Unité 2 · Leçon 5Ville en vie

Charleroi : la revanche d'une moche

A journalistic text about Charleroi, Belgium's 'ugliest city,' and how it is reinventing itself through street art, culture, and sheer stubbornness.

Work through each section at your own pace — click to expand

Une fresque de street art colorée sur un bâtiment industriel en brique à Charleroi, ciel gris
Reportage — 7 min

Charleroi : la revanche d'une moche

Charleroi: the revenge of an ugly city

Tap any paragraph to reveal the English translation.

Longtemps considérée comme la ville la plus laide de Belgique — voire d'Europe —, Charleroi se réinvente depuis une décennie. Grâce à ses artistes, ses habitants obstinés et un urbanisme audacieux, l'ancienne cité minière est en train de prouver que la laideur peut devenir une force.

En 2008, un magazine néerlandais avait élu Charleroi « ville la plus laide du monde ». Le titre avait fait le tour de la planète, si bien que les Carolorégiens — c'est ainsi qu'on nomme les habitants — n'osaient plus dire d'où ils venaient. Les friches industrielles s'étendaient à perte de vue, les commerces fermaient les uns après les autres, et le taux de chômage dépassait les vingt-cinq pour cent. Charleroi était devenue le symbole de la désindustrialisation européenne.

Pourtant, quelque chose a changé au tournant des années 2010. Des artistes de rue ont commencé à recouvrir les murs gris de fresques monumentales, de sorte que certains quartiers ressemblent désormais à des galeries à ciel ouvert. Le street art a attiré des touristes curieux, puis des médias internationaux. La ville a compris que son patrimoine industriel, au lieu d'être démoli, pouvait être transformé en espaces culturels. D'anciennes usines sont devenues des salles de concert, des ateliers d'artistes, des brasseries artisanales.

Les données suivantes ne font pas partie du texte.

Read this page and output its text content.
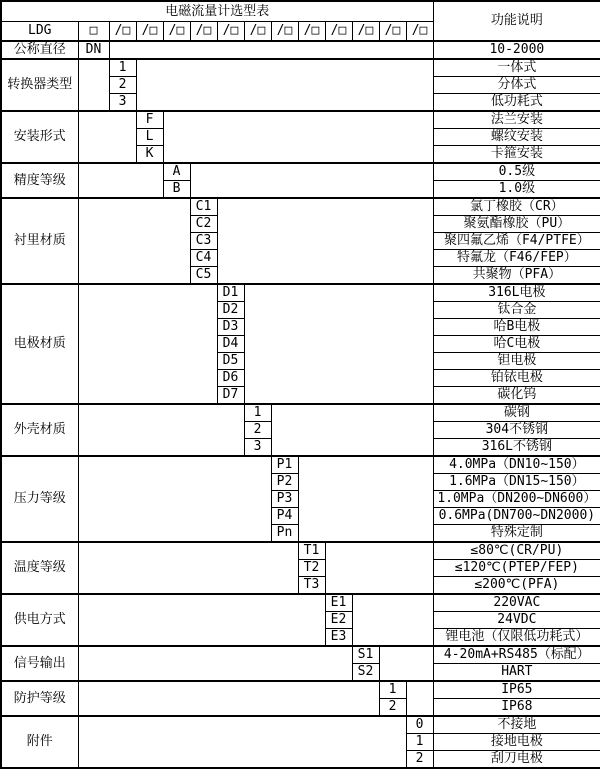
电磁流量计选型表														功能说明
LDG	□	/□	/□	/□	/□	/□	/□	/□	/□	/□	/□	/□	/□	
公称直径	DN													10-2000
转换器类型		1												一体式
		2												分体式
		3												低功耗式
安装形式			F											法兰安装
			L											螺纹安装
			K											卡箍安装
精度等级				A										0.5级
				B										1.0级
衬里材质					C1									氯丁橡胶（CR）
					C2									聚氨酯橡胶（PU）
					C3									聚四氟乙烯（F4/PTFE）
					C4									特氟龙（F46/FEP）
					C5									共聚物（PFA）
电极材质						D1								316L电极
						D2								钛合金
						D3								哈B电极
						D4								哈C电极
						D5								钽电极
						D6								铂铱电极
						D7								碳化钨
外壳材质							1							碳钢
							2							304不锈钢
							3							316L不锈钢
压力等级								P1						4.0MPa（DN10~150）
								P2						1.6MPa（DN15~150）
								P3						1.0MPa（DN200~DN600）
								P4						0.6MPa(DN700~DN2000)
								Pn						特殊定制
温度等级									T1					≤80℃(CR/PU)
									T2					≤120℃(PTEP/FEP)
									T3					≤200℃(PFA)
供电方式										E1				220VAC
										E2				24VDC
										E3				锂电池（仅限低功耗式）
信号输出											S1			4-20mA+RS485（标配）
											S2			HART
防护等级												1		IP65
												2		IP68
附件													0	不接地
													1	接地电极
													2	刮刀电极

Le projet le plus ambitieux est la rénovation du boulevard Tirou, autrefois surnommé « le boulevard le plus triste de Belgique ». Les travaux ont été si bien conçus que la promenade, autrefois déserte, accueille maintenant des terrasses, des librairies et un marché hebdomadaire. Les architectes ont fait le pari de ne rien cacher : les cicatrices industrielles restent visibles, intégrées dans le nouveau paysage urbain. Au point que certains parlent d'un « brutalisme poétique ».

Bien sûr, tout n'est pas rose. Le chômage reste élevé, de façon que de nombreux jeunes continuent de partir vers Bruxelles ou Namur. Les investissements publics ne suffisent pas toujours, et la gentrification menace les quartiers populaires qui ont fait le charme de la renaissance. Mais l'état d'esprit a changé. Les Carolorégiens parlent de leur ville avec une fierté nouvelle, teintée d'autodérision : « On est moches, et alors ? Au moins, on a du caractère. »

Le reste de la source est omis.